Publié par Darío Aranda, Pagina12, 5 juillet 2023
Andalgalá est l’étude de cas de la méga exploitation minière en Argentine. Minera Alumbrera s’y est installée en plein régime Menem. Elle est exploitée depuis plus de 25 ans sans que les promesses d’emplois, de développement local ou de protection de l’environnement ne soient tenues. Andalgalá est également un épicentre de la résistance : depuis plus de vingt ans, les habitants se mobilisent pour rejeter l’extractivisme. Ils ont marché 696 fois (tous les samedis) pour défendre l’eau et la vie. Et ils sont en alerte face à l’arrivée de la multinationale Pan American Silver (PAS), qui entend exploiter le projet douteux MARA (Minera Agua Rica-Alumbrera), à seulement 17 kilomètres de la ville et où les rivières qui alimentent la région en eau prennent leur source.

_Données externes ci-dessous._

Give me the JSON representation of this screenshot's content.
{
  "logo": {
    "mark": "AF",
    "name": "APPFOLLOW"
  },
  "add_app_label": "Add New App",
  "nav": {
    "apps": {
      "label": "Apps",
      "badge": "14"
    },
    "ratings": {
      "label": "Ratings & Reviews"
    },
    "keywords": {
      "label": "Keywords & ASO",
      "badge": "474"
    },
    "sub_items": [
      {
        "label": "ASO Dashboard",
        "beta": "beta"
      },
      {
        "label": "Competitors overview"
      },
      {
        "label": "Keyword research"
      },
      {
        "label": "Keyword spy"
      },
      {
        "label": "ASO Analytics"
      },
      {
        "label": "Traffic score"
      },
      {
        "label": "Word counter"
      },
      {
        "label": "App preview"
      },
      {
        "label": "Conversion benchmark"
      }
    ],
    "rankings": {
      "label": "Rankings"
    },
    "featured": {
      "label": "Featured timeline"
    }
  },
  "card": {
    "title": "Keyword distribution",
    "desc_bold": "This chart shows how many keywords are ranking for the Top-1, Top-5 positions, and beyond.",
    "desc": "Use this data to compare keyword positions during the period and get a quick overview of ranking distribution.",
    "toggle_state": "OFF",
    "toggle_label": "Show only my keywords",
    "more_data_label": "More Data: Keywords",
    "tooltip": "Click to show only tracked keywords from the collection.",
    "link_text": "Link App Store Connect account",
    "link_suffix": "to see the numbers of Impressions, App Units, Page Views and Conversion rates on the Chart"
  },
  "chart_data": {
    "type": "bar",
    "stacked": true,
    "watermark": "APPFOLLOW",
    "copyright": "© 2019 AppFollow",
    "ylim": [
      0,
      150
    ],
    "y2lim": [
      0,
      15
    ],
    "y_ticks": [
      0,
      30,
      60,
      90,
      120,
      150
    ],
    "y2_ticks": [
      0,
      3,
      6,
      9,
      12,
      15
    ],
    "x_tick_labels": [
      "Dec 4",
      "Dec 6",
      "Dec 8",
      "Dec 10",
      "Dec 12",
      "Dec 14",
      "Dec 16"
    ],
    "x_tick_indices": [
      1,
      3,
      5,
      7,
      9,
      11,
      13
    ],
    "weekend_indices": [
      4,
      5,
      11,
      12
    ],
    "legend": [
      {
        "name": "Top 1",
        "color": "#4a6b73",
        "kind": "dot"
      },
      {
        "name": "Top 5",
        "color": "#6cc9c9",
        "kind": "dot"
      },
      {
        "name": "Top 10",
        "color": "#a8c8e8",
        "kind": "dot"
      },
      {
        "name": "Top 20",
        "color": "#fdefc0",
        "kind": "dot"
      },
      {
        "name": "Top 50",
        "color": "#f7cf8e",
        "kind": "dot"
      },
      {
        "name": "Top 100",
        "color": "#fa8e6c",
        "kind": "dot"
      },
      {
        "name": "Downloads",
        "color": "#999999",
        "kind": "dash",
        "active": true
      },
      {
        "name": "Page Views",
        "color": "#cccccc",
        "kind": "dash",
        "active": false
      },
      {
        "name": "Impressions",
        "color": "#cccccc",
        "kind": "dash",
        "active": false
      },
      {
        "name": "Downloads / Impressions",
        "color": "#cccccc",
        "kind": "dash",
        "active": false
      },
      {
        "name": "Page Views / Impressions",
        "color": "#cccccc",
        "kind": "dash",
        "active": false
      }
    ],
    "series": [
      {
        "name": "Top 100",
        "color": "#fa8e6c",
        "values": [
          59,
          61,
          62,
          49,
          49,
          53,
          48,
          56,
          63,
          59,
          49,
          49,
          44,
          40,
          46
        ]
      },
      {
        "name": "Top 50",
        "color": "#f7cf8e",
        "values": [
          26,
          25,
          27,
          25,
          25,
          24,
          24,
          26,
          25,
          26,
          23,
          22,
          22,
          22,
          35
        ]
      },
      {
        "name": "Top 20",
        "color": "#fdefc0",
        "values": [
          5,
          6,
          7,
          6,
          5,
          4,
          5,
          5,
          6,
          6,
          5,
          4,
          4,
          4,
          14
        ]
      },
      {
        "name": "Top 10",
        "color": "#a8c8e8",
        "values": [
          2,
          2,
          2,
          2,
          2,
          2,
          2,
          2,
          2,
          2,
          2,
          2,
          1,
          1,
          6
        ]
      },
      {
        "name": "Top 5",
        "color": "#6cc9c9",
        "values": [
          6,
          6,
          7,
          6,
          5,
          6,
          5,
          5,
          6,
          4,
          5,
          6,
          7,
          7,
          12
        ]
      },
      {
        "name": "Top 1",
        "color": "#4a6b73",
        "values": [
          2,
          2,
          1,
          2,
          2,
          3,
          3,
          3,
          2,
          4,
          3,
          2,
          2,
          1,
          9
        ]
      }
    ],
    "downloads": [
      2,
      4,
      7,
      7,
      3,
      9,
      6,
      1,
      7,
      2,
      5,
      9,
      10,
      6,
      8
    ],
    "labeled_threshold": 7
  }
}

L’affiche est immense, blanche avec des lettres noires et située à un endroit stratégique, à l’angle de la Plaza 9 de Julio, en plein centre d’Andalgalá : « Pour la défense de l’eau et de la vie. Andalgalá libre de toute méga exploitation minière ». Et sous un drapeau argentin, elle ajoute un autre concept : « La corruption des gouvernements et des entreprises minières est plus mortelle que le Covid-19 ». Cela résume le climat qui règne dans cette ville, la deuxième en termes de population (après la capitale provinciale). Le message reflète une grande partie des sentiments de la population qui, depuis l’arrivée de l’activité, a subi une douzaine de répressions, une judiciarisation et une modification radicale de son mode de vie traditionnel.

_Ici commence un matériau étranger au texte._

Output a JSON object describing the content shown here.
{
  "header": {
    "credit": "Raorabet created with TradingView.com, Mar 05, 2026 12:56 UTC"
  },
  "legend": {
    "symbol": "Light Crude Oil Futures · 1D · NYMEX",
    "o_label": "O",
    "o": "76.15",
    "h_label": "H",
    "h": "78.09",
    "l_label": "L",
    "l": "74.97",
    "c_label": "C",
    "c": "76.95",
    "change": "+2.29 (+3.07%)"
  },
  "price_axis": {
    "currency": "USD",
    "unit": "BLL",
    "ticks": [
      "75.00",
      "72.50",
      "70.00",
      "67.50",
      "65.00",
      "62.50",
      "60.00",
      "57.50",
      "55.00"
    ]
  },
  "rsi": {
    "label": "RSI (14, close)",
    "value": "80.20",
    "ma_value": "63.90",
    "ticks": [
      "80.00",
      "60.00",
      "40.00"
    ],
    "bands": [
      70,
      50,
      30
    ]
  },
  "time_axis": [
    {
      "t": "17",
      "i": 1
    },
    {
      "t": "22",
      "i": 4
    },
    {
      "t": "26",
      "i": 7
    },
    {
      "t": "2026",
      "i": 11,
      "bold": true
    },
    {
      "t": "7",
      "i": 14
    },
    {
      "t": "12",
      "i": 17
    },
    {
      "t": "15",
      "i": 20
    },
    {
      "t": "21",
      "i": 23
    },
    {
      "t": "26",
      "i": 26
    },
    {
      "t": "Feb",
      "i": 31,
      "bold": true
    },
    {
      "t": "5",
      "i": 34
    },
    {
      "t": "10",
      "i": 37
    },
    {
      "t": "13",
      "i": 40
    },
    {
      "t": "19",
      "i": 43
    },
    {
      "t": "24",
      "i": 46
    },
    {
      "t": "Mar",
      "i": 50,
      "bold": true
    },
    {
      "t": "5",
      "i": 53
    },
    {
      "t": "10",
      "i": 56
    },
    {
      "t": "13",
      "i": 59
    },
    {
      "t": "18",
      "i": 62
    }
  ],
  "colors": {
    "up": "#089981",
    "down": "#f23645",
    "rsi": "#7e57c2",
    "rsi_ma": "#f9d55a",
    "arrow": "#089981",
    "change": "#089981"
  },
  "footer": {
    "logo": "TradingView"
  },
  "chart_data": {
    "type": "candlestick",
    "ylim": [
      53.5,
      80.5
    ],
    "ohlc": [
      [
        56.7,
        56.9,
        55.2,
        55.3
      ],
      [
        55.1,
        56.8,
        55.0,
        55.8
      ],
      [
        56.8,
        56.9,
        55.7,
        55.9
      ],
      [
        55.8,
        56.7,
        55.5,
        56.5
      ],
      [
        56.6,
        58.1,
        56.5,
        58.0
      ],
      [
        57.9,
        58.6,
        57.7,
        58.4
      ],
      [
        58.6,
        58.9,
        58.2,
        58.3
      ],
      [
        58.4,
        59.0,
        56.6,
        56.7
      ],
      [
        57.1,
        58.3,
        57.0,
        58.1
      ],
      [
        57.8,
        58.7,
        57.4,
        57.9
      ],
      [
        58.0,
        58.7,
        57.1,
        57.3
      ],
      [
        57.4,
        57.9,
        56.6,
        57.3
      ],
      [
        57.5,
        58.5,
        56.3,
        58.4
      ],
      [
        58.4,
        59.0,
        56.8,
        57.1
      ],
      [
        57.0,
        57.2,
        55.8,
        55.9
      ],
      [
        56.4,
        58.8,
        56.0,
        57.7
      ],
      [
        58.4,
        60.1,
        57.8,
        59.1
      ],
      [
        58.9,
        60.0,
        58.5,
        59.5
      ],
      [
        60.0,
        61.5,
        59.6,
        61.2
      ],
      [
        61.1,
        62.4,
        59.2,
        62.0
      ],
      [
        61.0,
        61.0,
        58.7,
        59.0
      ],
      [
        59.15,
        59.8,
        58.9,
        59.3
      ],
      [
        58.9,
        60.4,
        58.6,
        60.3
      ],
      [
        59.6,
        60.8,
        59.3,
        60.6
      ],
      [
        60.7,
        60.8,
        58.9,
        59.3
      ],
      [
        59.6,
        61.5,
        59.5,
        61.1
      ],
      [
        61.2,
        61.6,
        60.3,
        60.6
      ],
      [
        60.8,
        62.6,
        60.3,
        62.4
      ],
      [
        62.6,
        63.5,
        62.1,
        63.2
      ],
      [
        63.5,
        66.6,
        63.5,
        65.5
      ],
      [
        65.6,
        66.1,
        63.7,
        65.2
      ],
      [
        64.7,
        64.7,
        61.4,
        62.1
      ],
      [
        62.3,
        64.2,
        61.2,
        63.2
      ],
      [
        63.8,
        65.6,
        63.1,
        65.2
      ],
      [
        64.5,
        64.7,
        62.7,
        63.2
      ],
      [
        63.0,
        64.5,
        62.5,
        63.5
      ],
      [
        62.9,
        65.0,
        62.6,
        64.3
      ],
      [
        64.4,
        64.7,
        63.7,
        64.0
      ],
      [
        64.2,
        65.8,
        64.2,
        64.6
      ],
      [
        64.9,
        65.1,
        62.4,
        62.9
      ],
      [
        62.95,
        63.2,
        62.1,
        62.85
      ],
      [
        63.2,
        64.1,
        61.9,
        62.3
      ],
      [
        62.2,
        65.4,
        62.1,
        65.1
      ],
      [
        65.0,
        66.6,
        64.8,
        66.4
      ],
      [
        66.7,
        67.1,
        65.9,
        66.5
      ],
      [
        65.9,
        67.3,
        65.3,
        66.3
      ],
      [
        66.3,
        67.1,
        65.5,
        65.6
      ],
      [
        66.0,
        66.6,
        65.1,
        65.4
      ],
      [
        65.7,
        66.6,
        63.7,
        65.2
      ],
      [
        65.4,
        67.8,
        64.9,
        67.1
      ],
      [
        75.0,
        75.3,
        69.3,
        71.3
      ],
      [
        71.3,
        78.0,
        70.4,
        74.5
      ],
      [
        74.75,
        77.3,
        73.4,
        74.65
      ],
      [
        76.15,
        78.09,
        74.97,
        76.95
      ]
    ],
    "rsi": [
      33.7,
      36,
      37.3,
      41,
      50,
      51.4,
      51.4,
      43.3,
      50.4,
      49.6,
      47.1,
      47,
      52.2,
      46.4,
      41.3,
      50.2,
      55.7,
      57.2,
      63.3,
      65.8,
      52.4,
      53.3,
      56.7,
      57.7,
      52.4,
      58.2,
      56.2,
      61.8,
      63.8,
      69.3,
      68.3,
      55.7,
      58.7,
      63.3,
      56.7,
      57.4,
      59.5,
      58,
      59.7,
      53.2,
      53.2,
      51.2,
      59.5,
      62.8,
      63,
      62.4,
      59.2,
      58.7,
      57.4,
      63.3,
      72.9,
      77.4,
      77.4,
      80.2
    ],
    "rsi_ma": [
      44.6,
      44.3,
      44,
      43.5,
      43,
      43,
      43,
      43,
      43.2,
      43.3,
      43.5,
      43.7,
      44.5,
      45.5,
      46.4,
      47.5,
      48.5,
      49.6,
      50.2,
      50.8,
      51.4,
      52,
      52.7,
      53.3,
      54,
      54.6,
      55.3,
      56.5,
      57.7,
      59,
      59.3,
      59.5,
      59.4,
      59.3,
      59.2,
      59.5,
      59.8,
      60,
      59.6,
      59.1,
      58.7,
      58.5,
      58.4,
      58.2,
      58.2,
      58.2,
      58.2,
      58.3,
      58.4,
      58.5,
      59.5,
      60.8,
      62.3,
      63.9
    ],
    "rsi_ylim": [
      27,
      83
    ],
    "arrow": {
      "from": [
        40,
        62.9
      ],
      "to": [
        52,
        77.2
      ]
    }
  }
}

Dans ce contexte, on a appris que la multinationale canadienne Pan American Silver (la plus grande société d’argent au monde) a acquis la société minière Yamana Gold, l’actionnaire principal du projet MARA. La déclaration de l’entreprise fait état de ce qui suit : « L’acquisition de Yamana Gold a été réalisée. Une augmentation significative de la production d’argent et d’or et une amélioration des marges d’exploitation sont attendues ». Le projet MARA (anciennement connu sous le nom d’Agua Rica) était entre les mains d’un consortium composé de Yamana Gold, Glencore et Newmon. L’incorporation de PAS tenterait de lui donner un coup de pouce.
Sergio Martínez, de l’assemblée El Algarrobo – un espace historique dans la lutte pour la défense de l’eau – rappelle que le projet minier MARA est « illégal » car il se situe dans une zone protégée par la loi nationale sur les glaciers (26.639) et précise la validité de l’ordonnance 029 qui protège les rivières d’Andalgalá. « Nous disons toujours à ces entreprises, qu’il s’agisse de PAS ou de Yamana, que nous n’autoriserons pas l’exploitation de ces projets, parce qu’ils violent les droits de l’homme, parce que notre eau et la vie des gens sont en jeu », déclare-t-il.

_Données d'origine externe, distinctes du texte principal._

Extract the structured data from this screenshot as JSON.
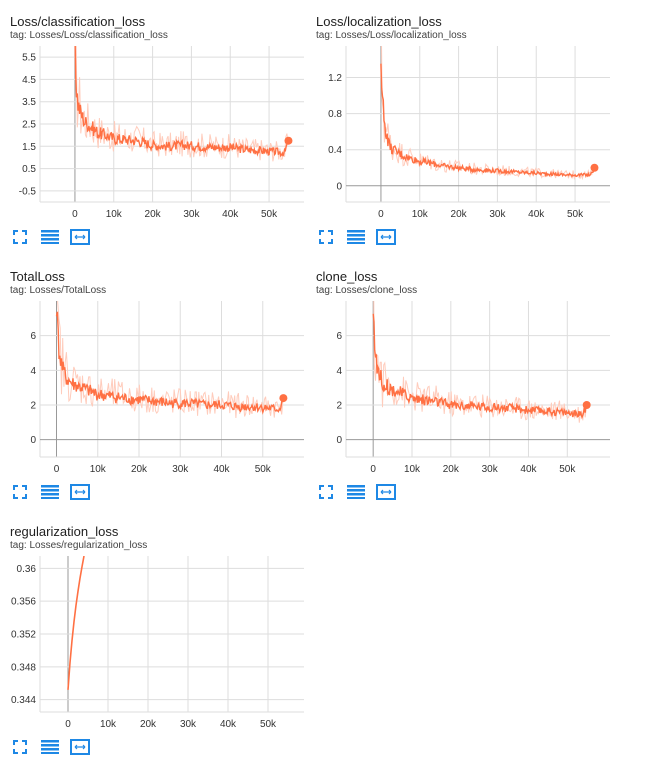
{
  "colors": {
    "line": "#ff7043",
    "raw": "#ffccbc",
    "grid": "#dddddd",
    "axis": "#999999",
    "icon": "#1e88e5"
  },
  "tools": [
    "fit-screen-icon",
    "data-table-icon",
    "fit-domain-icon"
  ],
  "charts": [
    {
      "title": "Loss/classification_loss",
      "tag": "tag: Losses/Loss/classification_loss",
      "chart_data": {
        "type": "line",
        "ylim": [
          -1.0,
          6.0
        ],
        "yticks": [
          -0.5,
          0.5,
          1.5,
          2.5,
          3.5,
          4.5,
          5.5
        ],
        "ytick_labels": [
          "-0.5",
          "0.5",
          "1.5",
          "2.5",
          "3.5",
          "4.5",
          "5.5"
        ],
        "xlim": [
          -9000,
          59000
        ],
        "xticks": [
          0,
          10000,
          20000,
          30000,
          40000,
          50000
        ],
        "xtick_labels": [
          "0",
          "10k",
          "20k",
          "30k",
          "40k",
          "50k"
        ],
        "series": [
          {
            "x": [
              0,
              300,
              800,
              1500,
              2500,
              4000,
              6000,
              8000,
              10000,
              13000,
              16000,
              20000,
              24000,
              28000,
              32000,
              36000,
              40000,
              44000,
              48000,
              52000,
              54000,
              55000
            ],
            "y": [
              6.0,
              4.3,
              3.4,
              3.0,
              2.6,
              2.4,
              2.1,
              2.0,
              1.85,
              1.8,
              1.75,
              1.55,
              1.5,
              1.55,
              1.5,
              1.45,
              1.45,
              1.35,
              1.3,
              1.25,
              1.2,
              1.75
            ]
          }
        ]
      }
    },
    {
      "title": "Loss/localization_loss",
      "tag": "tag: Losses/Loss/localization_loss",
      "chart_data": {
        "type": "line",
        "ylim": [
          -0.18,
          1.55
        ],
        "yticks": [
          0,
          0.4,
          0.8,
          1.2
        ],
        "ytick_labels": [
          "0",
          "0.4",
          "0.8",
          "1.2"
        ],
        "xlim": [
          -9000,
          59000
        ],
        "xticks": [
          0,
          10000,
          20000,
          30000,
          40000,
          50000
        ],
        "xtick_labels": [
          "0",
          "10k",
          "20k",
          "30k",
          "40k",
          "50k"
        ],
        "series": [
          {
            "x": [
              0,
              300,
              800,
              1500,
              2500,
              4000,
              6000,
              8000,
              10000,
              13000,
              16000,
              20000,
              24000,
              28000,
              32000,
              36000,
              40000,
              44000,
              48000,
              52000,
              54000,
              55000
            ],
            "y": [
              1.55,
              1.05,
              0.75,
              0.55,
              0.42,
              0.38,
              0.33,
              0.3,
              0.27,
              0.25,
              0.22,
              0.2,
              0.18,
              0.17,
              0.16,
              0.15,
              0.14,
              0.13,
              0.12,
              0.12,
              0.12,
              0.2
            ]
          }
        ]
      }
    },
    {
      "title": "TotalLoss",
      "tag": "tag: Losses/TotalLoss",
      "chart_data": {
        "type": "line",
        "ylim": [
          -1.0,
          8.0
        ],
        "yticks": [
          0,
          2,
          4,
          6
        ],
        "ytick_labels": [
          "0",
          "2",
          "4",
          "6"
        ],
        "xlim": [
          -4000,
          60000
        ],
        "xticks": [
          0,
          10000,
          20000,
          30000,
          40000,
          50000
        ],
        "xtick_labels": [
          "0",
          "10k",
          "20k",
          "30k",
          "40k",
          "50k"
        ],
        "series": [
          {
            "x": [
              0,
              300,
              800,
              1500,
              2500,
              4000,
              6000,
              8000,
              10000,
              13000,
              16000,
              20000,
              24000,
              28000,
              32000,
              36000,
              40000,
              44000,
              48000,
              52000,
              54000,
              55000
            ],
            "y": [
              8.0,
              6.0,
              4.8,
              4.0,
              3.5,
              3.2,
              3.0,
              2.8,
              2.6,
              2.5,
              2.4,
              2.3,
              2.2,
              2.1,
              2.1,
              2.0,
              2.0,
              1.9,
              1.9,
              1.8,
              1.75,
              2.4
            ]
          }
        ]
      }
    },
    {
      "title": "clone_loss",
      "tag": "tag: Losses/clone_loss",
      "chart_data": {
        "type": "line",
        "ylim": [
          -1.0,
          8.0
        ],
        "yticks": [
          0,
          2,
          4,
          6
        ],
        "ytick_labels": [
          "0",
          "2",
          "4",
          "6"
        ],
        "xlim": [
          -7000,
          61000
        ],
        "xticks": [
          0,
          10000,
          20000,
          30000,
          40000,
          50000
        ],
        "xtick_labels": [
          "0",
          "10k",
          "20k",
          "30k",
          "40k",
          "50k"
        ],
        "series": [
          {
            "x": [
              0,
              300,
              800,
              1500,
              2500,
              4000,
              6000,
              8000,
              10000,
              13000,
              16000,
              20000,
              24000,
              28000,
              32000,
              36000,
              40000,
              44000,
              48000,
              52000,
              54000,
              55000
            ],
            "y": [
              8.0,
              5.8,
              4.6,
              3.8,
              3.3,
              3.0,
              2.8,
              2.6,
              2.4,
              2.3,
              2.2,
              2.0,
              1.95,
              1.9,
              1.85,
              1.8,
              1.7,
              1.65,
              1.6,
              1.5,
              1.45,
              2.0
            ]
          }
        ]
      }
    },
    {
      "title": "regularization_loss",
      "tag": "tag: Losses/regularization_loss",
      "chart_data": {
        "type": "line",
        "ylim": [
          0.3425,
          0.3615
        ],
        "yticks": [
          0.344,
          0.348,
          0.352,
          0.356,
          0.36
        ],
        "ytick_labels": [
          "0.344",
          "0.348",
          "0.352",
          "0.356",
          "0.36"
        ],
        "xlim": [
          -7000,
          59000
        ],
        "xticks": [
          0,
          10000,
          20000,
          30000,
          40000,
          50000
        ],
        "xtick_labels": [
          "0",
          "10k",
          "20k",
          "30k",
          "40k",
          "50k"
        ],
        "series": [
          {
            "x": [
              0,
              500,
              1000,
              1500,
              2000,
              2500,
              3000,
              3500,
              4000
            ],
            "y": [
              0.3452,
              0.3485,
              0.3512,
              0.3535,
              0.3555,
              0.3572,
              0.3588,
              0.3602,
              0.3615
            ]
          }
        ]
      }
    }
  ]
}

L’organisation canadienne Mining Watch suit de près les actions de l’entreprise et a publié une déclaration lors de l’assemblée annuelle des actionnaires de l’entreprise : « Pan American Silver acquiert davantage d’actifs toxiques avec la fusion avec Yamana. L’entreprise s’est engagée à respecter les droits de l’homme, mais ce discours est en contradiction avec son habitude d’acquérir des actifs qui ont fait l’objet de violations des droits des populations autochtones, de violences et d’une forte opposition locale ».
L’agitation contre la méga exploitation minière à Andalgalá a atteint son paroxysme en avril 2021, lorsque le siège de Yamana Gold a été incendié. La répression s’est intensifiée : une douzaine de voisins (pour la plupart membres de l’assemblée d’El Algarrobo) ont été emprisonnés pendant deux semaines, sans qu’aucune preuve n’ait été apportée quant à leur culpabilité dans l’incendie criminel. En mai 2022, deux répressions ont également eu lieu dans la ville voisine de Choya, où la compagnie minière était bloquée. La justice a de nouveau criminalisé les voisins : des dizaines de personnes ont été poursuivies. Ce n’est pas un hasard si à Andalgala, en raison du non-respect des droits, on parle d’une « dictature minière ».
Rosa Farías, grand-mère et membre de l’Asamblea El Algarrobo, souligne que la lutte contre la méga exploitation minière se poursuivra car elle sait que le projet MARA met en danger l’ensemble de la population d’Andalgalá. « Il n’est pas agréable d’entendre parler de l’arrivée de PAS, nous savons que c’est une entreprise puissante et qu’elle a le soutien du gouvernement, les deux font comme si nous n’existions pas, ils ne nous écoutent pas, mais nous veillerons à ce que nos droits, ceux de nos enfants et de nos petits-enfants, soient respectés », prévient-elle.
« Dehors, dehors, dehors les compagnies minières », c’est le cri qui résonne tous les samedis soirs à Andalgalá. Depuis plus de dix ans, c’est un rituel de marcher autour de la Plaza 9 de Julio avec des dizaines de banderoles et de drapeaux qui expriment le rejet de l’extractivisme. Sergio Martínez résume le passé et le présent : « Les méga-entreprises minières ont démontré leur échec dans toute l’Argentine, et pas seulement à Alumbrera, à Andalgalá. Ils ne peuvent pas prouver qu’ils ne détruisent pas, qu’ils ne polluent pas et qu’ils ne nous pillent pas. C’est un système de destruction, de pollution et de pillage qui n’est pas viable en tant que modèle de développement pour l’Andalousie ou pour toute autre partie du pays ».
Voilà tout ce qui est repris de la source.